Fang Simple Crawler, Indexer and Search Engine Web Application.
Java and Spring Boot has been used for implemet this project. MVC is architecture of the project
We get a large file with the name WEBIRthat includes data from university of Tehran, Tebyan, etc.
First, we parse this file with Sax-Parser (https://www.tutorialspoint.com/java_xml/java_sax_parser.htm) and jsoup (https://github.com/jhy/jsoup). These files exist in the parse directory. The output file is textdocs022.txt.
Then we parse this file and gathering words and create an index table. In this table, we store words and properties. Properties contain URL, docID, count, title and TFIDF(for more information: Medium.com). you can see all properties in properties.java.
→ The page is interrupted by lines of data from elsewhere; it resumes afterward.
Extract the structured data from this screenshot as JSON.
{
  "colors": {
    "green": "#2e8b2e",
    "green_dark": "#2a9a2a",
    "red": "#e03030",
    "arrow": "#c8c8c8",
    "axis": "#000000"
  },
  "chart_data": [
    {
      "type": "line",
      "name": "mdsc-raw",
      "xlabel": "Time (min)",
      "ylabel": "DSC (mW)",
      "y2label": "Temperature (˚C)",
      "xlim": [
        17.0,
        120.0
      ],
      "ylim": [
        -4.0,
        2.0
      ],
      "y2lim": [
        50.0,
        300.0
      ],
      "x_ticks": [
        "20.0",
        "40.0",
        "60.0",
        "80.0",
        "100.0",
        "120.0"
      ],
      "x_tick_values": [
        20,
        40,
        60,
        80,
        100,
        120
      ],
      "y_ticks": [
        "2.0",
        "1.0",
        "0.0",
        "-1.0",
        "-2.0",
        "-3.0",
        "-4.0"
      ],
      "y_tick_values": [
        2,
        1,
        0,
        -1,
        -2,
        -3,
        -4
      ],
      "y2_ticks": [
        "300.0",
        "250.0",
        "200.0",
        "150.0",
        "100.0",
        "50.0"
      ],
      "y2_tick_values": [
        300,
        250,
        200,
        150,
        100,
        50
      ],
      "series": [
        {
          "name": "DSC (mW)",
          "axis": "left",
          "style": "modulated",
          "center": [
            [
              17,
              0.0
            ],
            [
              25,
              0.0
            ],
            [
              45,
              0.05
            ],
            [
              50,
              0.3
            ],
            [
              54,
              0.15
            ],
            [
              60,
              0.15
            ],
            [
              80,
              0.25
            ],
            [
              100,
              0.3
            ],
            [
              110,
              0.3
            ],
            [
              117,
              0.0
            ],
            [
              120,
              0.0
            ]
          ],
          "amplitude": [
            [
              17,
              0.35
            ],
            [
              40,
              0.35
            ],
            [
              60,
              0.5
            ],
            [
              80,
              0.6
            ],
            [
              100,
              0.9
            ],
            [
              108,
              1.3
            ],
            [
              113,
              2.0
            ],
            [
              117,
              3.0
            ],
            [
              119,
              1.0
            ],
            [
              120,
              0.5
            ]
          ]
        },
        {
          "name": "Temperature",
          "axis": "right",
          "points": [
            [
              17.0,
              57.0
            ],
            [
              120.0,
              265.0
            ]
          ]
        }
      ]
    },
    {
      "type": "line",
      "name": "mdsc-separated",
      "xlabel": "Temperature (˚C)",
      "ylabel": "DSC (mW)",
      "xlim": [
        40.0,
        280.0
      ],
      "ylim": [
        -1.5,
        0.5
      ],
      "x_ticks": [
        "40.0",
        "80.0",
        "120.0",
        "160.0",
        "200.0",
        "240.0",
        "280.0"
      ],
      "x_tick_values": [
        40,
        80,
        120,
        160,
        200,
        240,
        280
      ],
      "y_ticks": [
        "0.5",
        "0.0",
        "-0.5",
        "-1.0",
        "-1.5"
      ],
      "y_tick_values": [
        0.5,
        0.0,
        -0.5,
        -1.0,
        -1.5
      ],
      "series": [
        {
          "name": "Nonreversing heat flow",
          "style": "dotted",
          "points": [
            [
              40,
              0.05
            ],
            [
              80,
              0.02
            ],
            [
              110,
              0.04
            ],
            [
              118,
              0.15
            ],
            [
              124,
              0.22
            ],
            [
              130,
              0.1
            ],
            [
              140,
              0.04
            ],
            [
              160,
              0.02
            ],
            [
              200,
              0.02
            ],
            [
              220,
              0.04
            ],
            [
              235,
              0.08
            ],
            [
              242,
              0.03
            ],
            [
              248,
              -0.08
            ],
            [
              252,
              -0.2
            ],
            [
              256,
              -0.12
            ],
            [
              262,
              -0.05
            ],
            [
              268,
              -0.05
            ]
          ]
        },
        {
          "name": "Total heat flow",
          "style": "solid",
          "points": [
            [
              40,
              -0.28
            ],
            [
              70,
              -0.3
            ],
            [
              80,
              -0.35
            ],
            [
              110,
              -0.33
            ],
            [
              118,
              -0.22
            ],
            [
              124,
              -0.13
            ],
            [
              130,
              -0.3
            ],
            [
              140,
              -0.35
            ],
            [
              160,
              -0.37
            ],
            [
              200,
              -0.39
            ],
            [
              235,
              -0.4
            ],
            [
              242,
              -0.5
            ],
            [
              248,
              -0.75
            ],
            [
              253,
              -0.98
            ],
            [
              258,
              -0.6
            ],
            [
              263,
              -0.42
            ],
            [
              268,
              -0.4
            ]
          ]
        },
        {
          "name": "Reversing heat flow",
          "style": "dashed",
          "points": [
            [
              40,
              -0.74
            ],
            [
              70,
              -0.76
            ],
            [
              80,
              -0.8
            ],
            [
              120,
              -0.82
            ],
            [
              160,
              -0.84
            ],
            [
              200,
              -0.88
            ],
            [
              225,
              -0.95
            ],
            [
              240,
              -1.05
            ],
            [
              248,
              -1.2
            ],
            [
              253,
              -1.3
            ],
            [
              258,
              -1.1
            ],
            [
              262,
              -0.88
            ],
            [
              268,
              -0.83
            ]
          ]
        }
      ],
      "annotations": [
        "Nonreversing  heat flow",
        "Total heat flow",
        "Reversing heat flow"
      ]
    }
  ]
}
To save time we save the index table in hashlist.txt and the size is 329 MB!
When the user search, the spellChecker.java file suggest the correct word before searching in the index table. work with Bi Gram(for more information: GeeksforGeeks.
SearchEngine.java in the controller directory is used for mapping addresses to proper function. For example localhost/search to searchProcess function.
Main.java file first Load index Table and dictionary(for Spell Checker) and get a query from the user then call search process function and finally prepare result in sort and paging an HTML page.
Various properties can be specified inside your application.properties file. we set port = 8000, you can reset it.
run SearchEngineApllication.java. if you run first time, wait for 15 to 25 min, then localhost:8000/home and enjoy it :)